Геральт не отрывал от Лилле глаз, а Лилле по–прежнему глядела на него. По спине у Геральта пробежали мурашки, выползли на шею.

— Почему вы не пошли на дьявола с дрекольем и вилами? — повысил он голос. — Почему не расставили западни? Если б вы только захотели, его козлиная башка уже торчала бы на шесте в качестве пугала от ворон. Меня предупредили, чтобы я не пытался его убить. Почему? Ты запретила им, верно, Лилле?

Дхун поднялся с лавки. Головой чуть не задев потолок.

— Выдь, девка, — буркнул он. — Забирай бабку и выдь отседова.

— Кто она? — проговорил Геральт, когда за бабкой и Лилле захлопнулась дверь. — Кто эта девочка, Дхун? Почему пользуется у вас большим уважением, нежели эта чертова книга?

— Не ваше дело, — глянул на него Дхун, и в его взгляде не было дружелюбия. — Умных девушек у себя в городах преследуете, на кострах спаляете. У нас этого не было и не будет.

— Вы меня не поняли, — холодно сказал ведьмак.

— И не стараюсь, — проворчал Дхун.

— Я это заметил, — процедил Геральт, тоже не шибко сердечно. — Но одну основную вещь извольте понять, уважаемый Дхун. Нас по–прежнему не связывает никакой договор, я по–прежнему не обязан вам ничем. У вас нет оснований полагать, будто вы прикупили себе ведьмака, который за серебряный грош или полтора сделает то, чего вы сделать не умеете. Или не хотите. Или… не можете. Так вот, уважаемый Дхун, вы еще не купили ведьмака, и не думаю, чтобы это вам удалось. При вашем–то нежелании что–либо понимать.

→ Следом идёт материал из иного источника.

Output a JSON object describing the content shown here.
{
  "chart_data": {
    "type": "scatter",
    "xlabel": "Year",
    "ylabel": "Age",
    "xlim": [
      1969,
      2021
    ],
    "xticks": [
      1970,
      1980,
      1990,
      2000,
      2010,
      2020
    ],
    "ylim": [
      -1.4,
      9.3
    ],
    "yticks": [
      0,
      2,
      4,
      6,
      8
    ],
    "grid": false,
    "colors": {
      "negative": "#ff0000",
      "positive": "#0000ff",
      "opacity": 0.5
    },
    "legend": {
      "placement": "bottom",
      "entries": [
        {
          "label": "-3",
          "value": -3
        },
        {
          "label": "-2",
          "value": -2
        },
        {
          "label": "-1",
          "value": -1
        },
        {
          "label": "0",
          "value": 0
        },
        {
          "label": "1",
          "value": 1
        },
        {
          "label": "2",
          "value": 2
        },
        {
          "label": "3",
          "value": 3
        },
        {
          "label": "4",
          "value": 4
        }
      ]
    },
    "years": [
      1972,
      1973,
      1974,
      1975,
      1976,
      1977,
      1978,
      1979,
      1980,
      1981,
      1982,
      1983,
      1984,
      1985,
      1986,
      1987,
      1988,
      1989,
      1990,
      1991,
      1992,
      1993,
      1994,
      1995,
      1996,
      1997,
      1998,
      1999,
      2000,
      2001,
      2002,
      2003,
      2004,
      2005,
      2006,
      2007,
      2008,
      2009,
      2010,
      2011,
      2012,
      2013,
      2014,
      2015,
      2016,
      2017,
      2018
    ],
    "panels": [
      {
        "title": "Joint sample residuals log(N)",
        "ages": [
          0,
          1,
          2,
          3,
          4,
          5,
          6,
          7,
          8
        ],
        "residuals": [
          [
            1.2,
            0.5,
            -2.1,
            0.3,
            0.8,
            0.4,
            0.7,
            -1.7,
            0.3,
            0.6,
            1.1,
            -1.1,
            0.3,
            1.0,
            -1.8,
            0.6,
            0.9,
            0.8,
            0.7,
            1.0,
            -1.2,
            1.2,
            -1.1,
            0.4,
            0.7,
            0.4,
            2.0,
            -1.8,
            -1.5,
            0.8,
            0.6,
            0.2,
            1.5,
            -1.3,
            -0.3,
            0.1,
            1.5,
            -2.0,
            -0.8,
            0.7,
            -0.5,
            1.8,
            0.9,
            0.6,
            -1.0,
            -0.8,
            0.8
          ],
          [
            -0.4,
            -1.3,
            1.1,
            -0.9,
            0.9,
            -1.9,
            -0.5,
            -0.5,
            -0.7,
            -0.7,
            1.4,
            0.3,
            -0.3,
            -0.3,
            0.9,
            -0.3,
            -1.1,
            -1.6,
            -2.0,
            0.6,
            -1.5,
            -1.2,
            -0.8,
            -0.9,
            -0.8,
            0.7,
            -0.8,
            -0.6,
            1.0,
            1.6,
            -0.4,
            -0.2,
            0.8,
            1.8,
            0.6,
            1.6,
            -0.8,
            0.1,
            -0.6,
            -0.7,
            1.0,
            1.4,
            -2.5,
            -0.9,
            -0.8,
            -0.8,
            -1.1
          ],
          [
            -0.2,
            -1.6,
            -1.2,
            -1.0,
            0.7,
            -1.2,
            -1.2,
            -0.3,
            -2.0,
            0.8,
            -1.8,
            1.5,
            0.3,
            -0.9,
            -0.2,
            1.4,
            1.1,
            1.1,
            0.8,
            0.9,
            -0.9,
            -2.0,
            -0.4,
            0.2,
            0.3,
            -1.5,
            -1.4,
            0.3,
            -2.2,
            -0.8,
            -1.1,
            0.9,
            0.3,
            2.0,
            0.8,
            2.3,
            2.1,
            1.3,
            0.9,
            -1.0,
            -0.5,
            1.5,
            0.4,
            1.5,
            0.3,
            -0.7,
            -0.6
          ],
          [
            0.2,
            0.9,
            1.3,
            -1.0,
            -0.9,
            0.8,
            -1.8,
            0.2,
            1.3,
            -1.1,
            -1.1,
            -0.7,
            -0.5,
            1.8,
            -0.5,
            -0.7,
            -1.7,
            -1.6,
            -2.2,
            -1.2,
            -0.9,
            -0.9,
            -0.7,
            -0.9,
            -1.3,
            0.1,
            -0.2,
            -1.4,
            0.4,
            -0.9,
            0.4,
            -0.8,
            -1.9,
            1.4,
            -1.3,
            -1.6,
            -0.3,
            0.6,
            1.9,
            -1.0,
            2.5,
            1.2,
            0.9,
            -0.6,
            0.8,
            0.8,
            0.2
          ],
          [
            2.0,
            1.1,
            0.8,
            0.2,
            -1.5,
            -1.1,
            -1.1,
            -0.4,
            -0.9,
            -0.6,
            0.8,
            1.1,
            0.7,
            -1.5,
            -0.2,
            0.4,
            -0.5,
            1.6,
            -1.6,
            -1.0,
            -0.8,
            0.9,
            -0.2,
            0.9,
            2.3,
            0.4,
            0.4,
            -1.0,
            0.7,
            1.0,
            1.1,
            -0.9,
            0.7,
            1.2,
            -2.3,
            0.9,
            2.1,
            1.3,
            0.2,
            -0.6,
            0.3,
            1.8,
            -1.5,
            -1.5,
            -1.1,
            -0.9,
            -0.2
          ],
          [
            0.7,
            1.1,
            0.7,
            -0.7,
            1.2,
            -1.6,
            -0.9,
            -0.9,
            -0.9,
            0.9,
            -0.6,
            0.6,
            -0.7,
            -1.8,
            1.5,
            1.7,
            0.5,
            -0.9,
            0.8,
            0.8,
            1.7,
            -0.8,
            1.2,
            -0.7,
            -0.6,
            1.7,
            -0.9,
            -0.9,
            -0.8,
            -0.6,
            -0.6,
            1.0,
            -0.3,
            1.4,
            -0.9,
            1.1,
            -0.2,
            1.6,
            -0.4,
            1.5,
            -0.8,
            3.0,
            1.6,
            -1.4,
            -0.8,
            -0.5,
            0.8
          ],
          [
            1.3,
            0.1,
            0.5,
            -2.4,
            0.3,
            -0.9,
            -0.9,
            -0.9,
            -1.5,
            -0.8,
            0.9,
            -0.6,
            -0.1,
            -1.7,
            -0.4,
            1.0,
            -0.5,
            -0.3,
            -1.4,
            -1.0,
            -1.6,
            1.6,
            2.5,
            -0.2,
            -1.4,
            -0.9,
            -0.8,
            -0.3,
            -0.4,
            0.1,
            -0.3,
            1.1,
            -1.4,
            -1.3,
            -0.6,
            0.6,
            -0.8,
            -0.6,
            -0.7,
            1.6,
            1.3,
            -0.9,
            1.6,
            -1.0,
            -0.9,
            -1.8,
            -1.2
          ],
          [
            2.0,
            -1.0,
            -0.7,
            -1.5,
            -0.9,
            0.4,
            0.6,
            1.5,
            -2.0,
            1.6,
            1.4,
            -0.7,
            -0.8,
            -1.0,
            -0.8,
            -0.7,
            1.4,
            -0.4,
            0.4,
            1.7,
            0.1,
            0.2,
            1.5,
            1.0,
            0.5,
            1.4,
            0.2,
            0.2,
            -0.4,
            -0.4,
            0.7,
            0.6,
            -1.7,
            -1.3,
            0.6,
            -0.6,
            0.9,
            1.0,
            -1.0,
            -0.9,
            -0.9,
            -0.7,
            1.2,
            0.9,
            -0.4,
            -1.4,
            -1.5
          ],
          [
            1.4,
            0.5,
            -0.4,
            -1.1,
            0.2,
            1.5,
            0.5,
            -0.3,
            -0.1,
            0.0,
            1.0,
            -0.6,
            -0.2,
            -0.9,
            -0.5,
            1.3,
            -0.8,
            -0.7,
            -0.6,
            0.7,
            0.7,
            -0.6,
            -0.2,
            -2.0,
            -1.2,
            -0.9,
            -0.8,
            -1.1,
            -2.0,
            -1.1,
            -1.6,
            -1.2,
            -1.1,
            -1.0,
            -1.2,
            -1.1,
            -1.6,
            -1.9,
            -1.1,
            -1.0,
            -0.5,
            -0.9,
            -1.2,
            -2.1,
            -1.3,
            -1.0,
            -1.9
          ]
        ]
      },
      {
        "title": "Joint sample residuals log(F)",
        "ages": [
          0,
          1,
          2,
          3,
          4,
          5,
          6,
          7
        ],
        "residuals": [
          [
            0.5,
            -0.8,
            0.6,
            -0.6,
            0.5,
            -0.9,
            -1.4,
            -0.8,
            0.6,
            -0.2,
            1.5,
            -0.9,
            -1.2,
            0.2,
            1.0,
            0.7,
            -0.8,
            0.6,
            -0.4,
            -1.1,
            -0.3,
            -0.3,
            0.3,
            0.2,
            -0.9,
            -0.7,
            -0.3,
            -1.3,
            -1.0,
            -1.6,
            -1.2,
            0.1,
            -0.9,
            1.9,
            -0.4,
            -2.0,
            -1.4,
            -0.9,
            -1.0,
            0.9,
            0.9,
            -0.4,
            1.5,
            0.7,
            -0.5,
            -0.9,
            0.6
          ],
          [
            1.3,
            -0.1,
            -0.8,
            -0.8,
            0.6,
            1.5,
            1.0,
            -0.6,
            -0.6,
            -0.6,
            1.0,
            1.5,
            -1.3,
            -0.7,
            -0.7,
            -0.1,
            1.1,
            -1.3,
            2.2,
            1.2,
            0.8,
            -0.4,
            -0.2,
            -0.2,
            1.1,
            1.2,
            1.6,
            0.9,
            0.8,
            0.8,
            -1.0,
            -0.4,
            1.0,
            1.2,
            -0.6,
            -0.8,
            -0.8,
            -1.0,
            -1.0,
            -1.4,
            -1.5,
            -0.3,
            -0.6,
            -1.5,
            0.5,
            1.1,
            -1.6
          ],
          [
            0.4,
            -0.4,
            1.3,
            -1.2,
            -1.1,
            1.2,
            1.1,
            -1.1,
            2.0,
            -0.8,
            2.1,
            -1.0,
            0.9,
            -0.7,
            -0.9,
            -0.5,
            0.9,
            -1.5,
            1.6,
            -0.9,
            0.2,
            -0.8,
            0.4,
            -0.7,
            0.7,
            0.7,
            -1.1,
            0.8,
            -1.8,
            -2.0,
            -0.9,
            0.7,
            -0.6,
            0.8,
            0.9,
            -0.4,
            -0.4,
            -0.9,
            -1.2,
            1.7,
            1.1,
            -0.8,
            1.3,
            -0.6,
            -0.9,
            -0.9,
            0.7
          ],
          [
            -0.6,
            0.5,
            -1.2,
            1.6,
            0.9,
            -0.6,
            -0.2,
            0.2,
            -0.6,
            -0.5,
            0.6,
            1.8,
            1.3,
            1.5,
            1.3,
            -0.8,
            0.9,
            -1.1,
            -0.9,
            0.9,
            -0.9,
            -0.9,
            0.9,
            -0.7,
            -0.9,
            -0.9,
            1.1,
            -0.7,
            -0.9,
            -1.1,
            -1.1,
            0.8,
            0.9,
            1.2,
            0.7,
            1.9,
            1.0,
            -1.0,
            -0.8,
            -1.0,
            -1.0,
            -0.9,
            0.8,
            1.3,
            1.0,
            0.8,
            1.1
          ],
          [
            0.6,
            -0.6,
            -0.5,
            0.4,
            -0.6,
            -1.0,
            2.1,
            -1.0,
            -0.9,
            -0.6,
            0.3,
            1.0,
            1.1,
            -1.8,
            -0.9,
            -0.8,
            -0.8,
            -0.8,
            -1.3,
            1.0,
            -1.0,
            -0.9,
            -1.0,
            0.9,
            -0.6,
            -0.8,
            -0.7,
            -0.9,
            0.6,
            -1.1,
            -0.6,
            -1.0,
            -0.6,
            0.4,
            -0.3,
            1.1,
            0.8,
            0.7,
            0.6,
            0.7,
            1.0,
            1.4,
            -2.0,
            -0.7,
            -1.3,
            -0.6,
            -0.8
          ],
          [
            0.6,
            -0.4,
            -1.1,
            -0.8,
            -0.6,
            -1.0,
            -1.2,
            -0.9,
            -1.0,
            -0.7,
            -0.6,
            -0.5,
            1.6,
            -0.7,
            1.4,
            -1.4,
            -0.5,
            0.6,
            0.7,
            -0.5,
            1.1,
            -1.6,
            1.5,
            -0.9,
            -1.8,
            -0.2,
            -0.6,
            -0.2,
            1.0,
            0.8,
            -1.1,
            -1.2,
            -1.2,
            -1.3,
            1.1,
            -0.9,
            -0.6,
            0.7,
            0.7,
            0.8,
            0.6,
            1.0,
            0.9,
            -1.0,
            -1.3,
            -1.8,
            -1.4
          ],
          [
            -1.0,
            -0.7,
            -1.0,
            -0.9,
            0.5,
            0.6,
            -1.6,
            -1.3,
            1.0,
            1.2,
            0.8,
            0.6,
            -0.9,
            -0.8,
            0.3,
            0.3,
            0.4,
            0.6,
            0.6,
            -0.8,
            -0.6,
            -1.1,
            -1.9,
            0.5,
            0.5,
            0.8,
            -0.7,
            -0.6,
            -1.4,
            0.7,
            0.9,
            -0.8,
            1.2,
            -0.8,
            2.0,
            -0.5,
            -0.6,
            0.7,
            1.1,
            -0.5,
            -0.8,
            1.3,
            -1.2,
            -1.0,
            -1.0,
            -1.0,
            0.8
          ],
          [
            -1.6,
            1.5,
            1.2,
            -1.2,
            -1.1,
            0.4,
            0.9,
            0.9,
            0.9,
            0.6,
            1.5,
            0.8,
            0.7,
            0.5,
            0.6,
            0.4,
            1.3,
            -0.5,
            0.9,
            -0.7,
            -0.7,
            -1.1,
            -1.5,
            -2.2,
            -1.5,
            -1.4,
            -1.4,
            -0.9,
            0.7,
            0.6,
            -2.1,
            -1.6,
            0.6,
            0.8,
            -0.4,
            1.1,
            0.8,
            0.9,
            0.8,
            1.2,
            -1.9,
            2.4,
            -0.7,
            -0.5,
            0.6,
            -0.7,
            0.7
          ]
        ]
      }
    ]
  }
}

Дхун молчал, исподлобья глядя на Геральта. Крапивка кашлянул, повертелся на лавке, возя лаптями по глинобитному полу, потом вдруг выпрямился.

— Милсдарь ведьмак, — сказал он. — Не серчайте. Скажем, что и как. А, Дхун?

Посадский солтыс согласно кивнул.

— Когда мы сюда ехали, — начал Крапивка, — вы видели, как тут все растет, какие тут всходы. Другой раз такое вымахает, о чем где в другом месте и мечтать трудно. Даже невозможно. Ну вот. Поскольку у нас саженцы, да и зерно — штука преотличная, мы и дань этим платим, и продаем, и обмениваем…

— Что тут общего с чертом?

— А есть общее, есть. Чертяка раньше вроде бы пакостил и разные штучки подстраивал, а тут вдруг начал зерно воровать понемногу. Тогда мы ему стали класть помалу на камень в конопле, думали, нажрется и отстанет. Ан нет, продолжал красть. А когда мы от него запасы прятать начали по складам да сараям, на три замка запираемым, то он все равно как взбесился, рычал, блеял, «ук–ук» кричал, а уж коли он укукать начинает, то лучше ноги в руки. Грозился, мол…

— …трахать начнет, — вставил Лютик с добродушной ухмылкой.

— И это тоже, — поддакнул Крапивка. — Да и о красном петухе напоминал. Долго говорить, — когда не смог больше красть, потребовал дани. Велел себе зерно и другое добро мешками целыми носить. Тогда мы обозлились и всем сходом решили ему хвостатую задницу отбить. Но…

Крапивка кашлянул, опустил голову.

— Нечего кружить–то, — неожиданно проговорил Дхун. — Неверно мы государя ведьмака оценили. Валяй все как есть, Крапивка.

— Бабка запретила дьявола бить, — быстро проговорил Крапивка, — но мы–то знаем, что это Лилле, потому как бабка… Бабка только то болтает, что ей Лилле велит. А мы… Сами видите, милсдарь ведьмак, мы слушаемся.